The former test coordinator, Hezekiah Wardlow, had taken the stand and told the tribunal he did his job “to the letter” in ensuring nobody cheated or tampered with the 2009 Criterion-Referenced Competency Tests. And not only did he himself not cheat, he said, no witness testified that he did.
But after two days of hearings it made no difference.
Two witnesses testified that an analysis of CRCT tests at Toomer showed that 21.4 percent of the tests were flagged for a greater number of erasures of wrong answers changed to right answers than is statistically probable, and that the only known explanation for such an aberration is cheating.
A state investigation released last year accused Wardlow of telling a teacher to cheat on a fifth-grade writing test. But no witness testified to that in the two-day tribunal. Nor did any testify that Wardlow was aware of cheating on the tests.
The three-person tribunal said it decided to recommend Wardlow be fired because the Professional Standards Commission, which polices state educators, recommended last May that Wardlow’s teaching license be revoked because of the charges against him in the state investigative report.

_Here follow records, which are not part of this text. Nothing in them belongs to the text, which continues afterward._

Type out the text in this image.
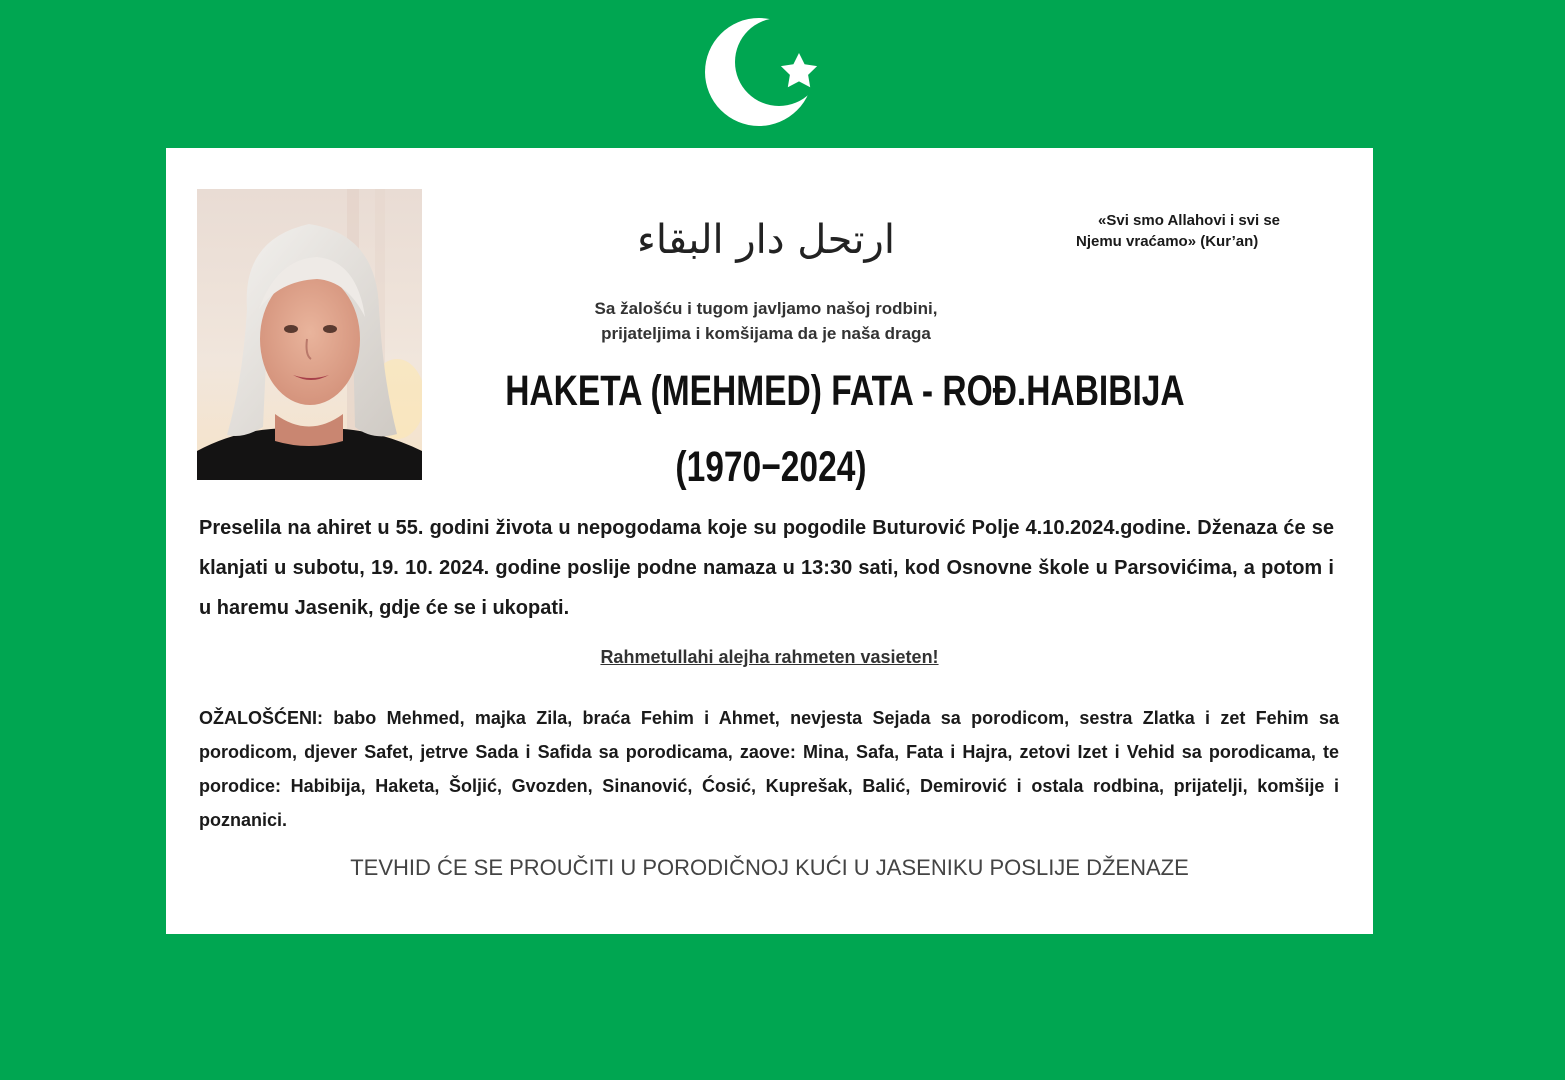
ارتحل دار البقاء	«Svi smo Allahovi i svi se
Njemu vraćamo» (Kur’an)

Sa žalošću i tugom javljamo našoj rodbini,
prijateljima i komšijama da je naša draga

HAKETA (MEHMED) FATA - ROĐ.HABIBIJA

(1970−2024)

Preselila na ahiret u 55. godini života u nepogodama koje su pogodile Buturović Polje 4.10.2024.godine. Dženaza će se klanjati u subotu, 19. 10. 2024. godine poslije podne namaza u 13:30 sati, kod Osnovne škole u Parsovićima, a potom i u haremu Jasenik, gdje će se i ukopati.

Rahmetullahi alejha rahmeten vasieten!

OŽALOŠĆENI: babo Mehmed, majka Zila, braća Fehim i Ahmet, nevjesta Sejada sa porodicom, sestra Zlatka i zet Fehim sa porodicom, djever Safet, jetrve Sada i Safida sa porodicama, zaove: Mina, Safa, Fata i Hajra, zetovi Izet i Vehid sa porodicama, te porodice: Habibija, Haketa, Šoljić, Gvozden, Sinanović, Ćosić, Kuprešak, Balić, Demirović i ostala rodbina, prijatelji, komšije i poznanici.

TEVHID ĆE SE PROUČITI U PORODIČNOJ KUĆI U JASENIKU POSLIJE DŽENAZE
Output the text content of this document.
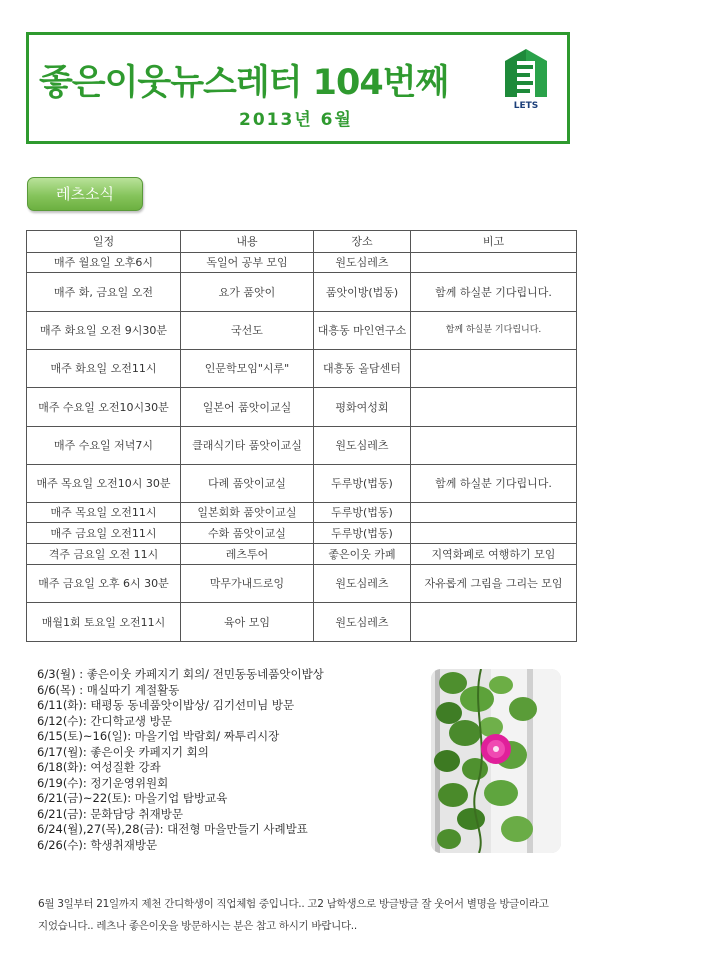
좋은이웃뉴스레터 104번째
2013년 6월
LETS
레츠소식
일정	내용	장소	비고
매주 월요일 오후6시	독일어 공부 모임	원도심레츠	
매주 화, 금요일 오전	요가 품앗이	품앗이방(법동)	함께 하실분 기다립니다.
매주 화요일 오전 9시30분	국선도	대흥동 마인연구소	함께 하실분 기다립니다.
매주 화요일 오전11시	인문학모임"시루"	대흥동 올담센터	
매주 수요일 오전10시30분	일본어 품앗이교실	평화여성회	
매주 수요일 저녁7시	클래식기타 품앗이교실	원도심레츠	
매주 목요일 오전10시 30분	다례 품앗이교실	두루방(법동)	함께 하실분 기다립니다.
매주 목요일 오전11시	일본회화 품앗이교실	두루방(법동)	
매주 금요일 오전11시	수화 품앗이교실	두루방(법동)	
격주 금요일 오전 11시	레츠투어	좋은이웃 카페	지역화폐로 여행하기 모임
매주 금요일 오후 6시 30분	막무가내드로잉	원도심레츠	자유롭게 그림을 그리는 모임
매월1회 토요일 오전11시	육아 모임	원도심레츠	
6/3(월) : 좋은이웃 카페지기 회의/ 전민동동네품앗이밥상
6/6(목) : 매실따기 계절활동
6/11(화): 태평동 동네품앗이밥상/ 김기선미님 방문
6/12(수): 간디학교생 방문
6/15(토)~16(일): 마을기업 박람회/ 짜투리시장
6/17(월): 좋은이웃 카페지기 회의
6/18(화): 여성질환 강좌
6/19(수): 정기운영위원회
6/21(금)~22(토): 마을기업 탐방교육
6/21(금): 문화담당 취재방문
6/24(월),27(목),28(금): 대전형 마을만들기 사례발표
6/26(수): 학생취재방문
6월 3일부터 21일까지 제천 간디학생이 직업체험 중입니다.. 고2 남학생으로 방글방글 잘 웃어서 별명을 방글이라고
지었습니다.. 레츠나 좋은이웃을 방문하시는 분은 참고 하시기 바랍니다..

Wardlow has asked for a hearing to appeal the commission recommendation, but there’s such a backlog of cases his appeal may not be heard for years, his attorney, Torin Togut, told the tribunal. Togut compared his client’s plight with three Duke University students falsely accused of rape a few years ago in a case that got national attention.
“These were empty allegations, they were unsupported, these three men were totally innocent of doing anything wrong,” Togut said. “There was a rush to judgment … and this is a rush to judgment.”

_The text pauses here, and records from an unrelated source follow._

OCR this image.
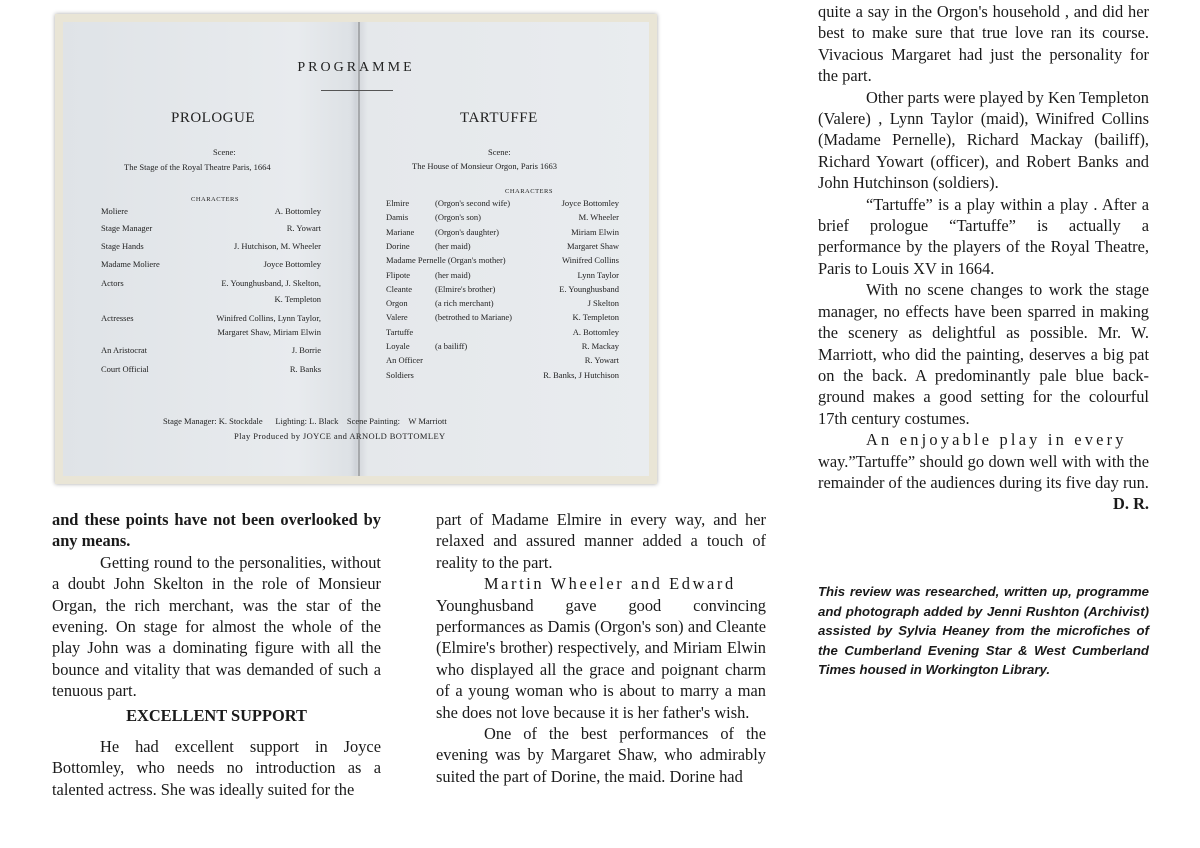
PROGRAMME
PROLOGUE
Scene:
The Stage of the Royal Theatre Paris, 1664
CHARACTERS
Moliere	A. Bottomley
Stage Manager	R. Yowart
Stage Hands	J. Hutchison, M. Wheeler
Madame Moliere	Joyce Bottomley
Actors	E. Younghusband, J. Skelton,
K. Templeton
Actresses	Winifred Collins, Lynn Taylor,
Margaret Shaw, Miriam Elwin
An Aristocrat	J. Borrie
Court Official	R. Banks
TARTUFFE
Scene:
The House of Monsieur Orgon, Paris 1663
CHARACTERS
Elmire	(Orgon's second wife)	Joyce Bottomley
Damis	(Orgon's son)	M. Wheeler
Mariane (Orgon's daughter)	Miriam Elwin
Dorine	(her maid)	Margaret Shaw
Madame Pernelle (Organ's mother)	Winifred Collins
Flipote	(her maid)	Lynn Taylor
Cleante	(Elmire's brother)	E. Younghusband
Orgon	(a rich merchant)	J Skelton
Valere	(betrothed to Mariane)	K. Templeton
Tartuffe	A. Bottomley
Loyale	(a bailiff)	R. Mackay
An Officer	R. Yowart
Soldiers	R. Banks, J Hutchison
Stage Manager: K. Stockdale      Lighting: L. Black    Scene Painting:    W Marriott
Play Produced by JOYCE and ARNOLD BOTTOMLEY

and these points have not been overlooked by any means.

Getting round to the personalities, without a doubt John Skelton in the role of Monsieur Organ, the rich merchant, was the star of the evening. On stage for almost the whole of the play John was a dominating figure with all the bounce and vitality that was demanded of such a tenuous part.

EXCELLENT SUPPORT

He had excellent support in Joyce Bottomley, who needs no introduction as a talented actress. She was ideally suited for the

part of Madame Elmire in every way, and her relaxed and assured manner added a touch of reality to the part.

Martin Wheeler and Edward

Younghusband gave good convincing performances as Damis (Orgon's son) and Cleante (Elmire's brother) respectively, and Miriam Elwin who displayed all the grace and poignant charm of a young woman who is about to marry a man she does not love because it is her father's wish.

One of the best performances of the evening was by Margaret Shaw, who admirably suited the part of Dorine, the maid. Dorine had

quite a say in the Orgon's household , and did her best to make sure that true love ran its course. Vivacious Margaret had just the personality for the part.

Other parts were played by Ken Templeton (Valere) , Lynn Taylor (maid), Winifred Collins (Madame Pernelle), Richard Mackay (bailiff), Richard Yowart (officer), and Robert Banks and John Hutchinson (soldiers).

“Tartuffe” is a play within a play . After a brief prologue “Tartuffe” is actually a performance by the players of the Royal Theatre, Paris to Louis XV in 1664.

With no scene changes to work the stage manager, no effects have been sparred in making the scenery as delightful as possible. Mr. W. Marriott, who did the painting, deserves a big pat on the back. A predominantly pale blue back-ground makes a good setting for the colourful 17th century costumes.

An enjoyable play in every

way.”Tartuffe” should go down well with with the remainder of the audiences during its five day run.

D. R.

This review was researched, written up, programme and photograph added by Jenni Rushton (Archivist) assisted by Sylvia Heaney from the microfiches of the Cumberland Evening Star & West Cumberland Times housed in Workington Library.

APS attorney Nina Gupta told the panel in her closing argument that the standards commission had conducted its own investigation and “ultimately recommended the harshest punishment available to them, to revoke his license.”
Wardlow was “responsible for conducting the tests with integrity,” she said. “He was the administrator in the building, he was in charge, and that did not happen.”
Allowing cheating to “happen on your watch is every bit as culpable” as if you cheated yourself, Gupta said. The tribunal agreed.
Togut said if the Atlanta School Board follows through and fires Wardlow, he plans to appeal to the state board of education.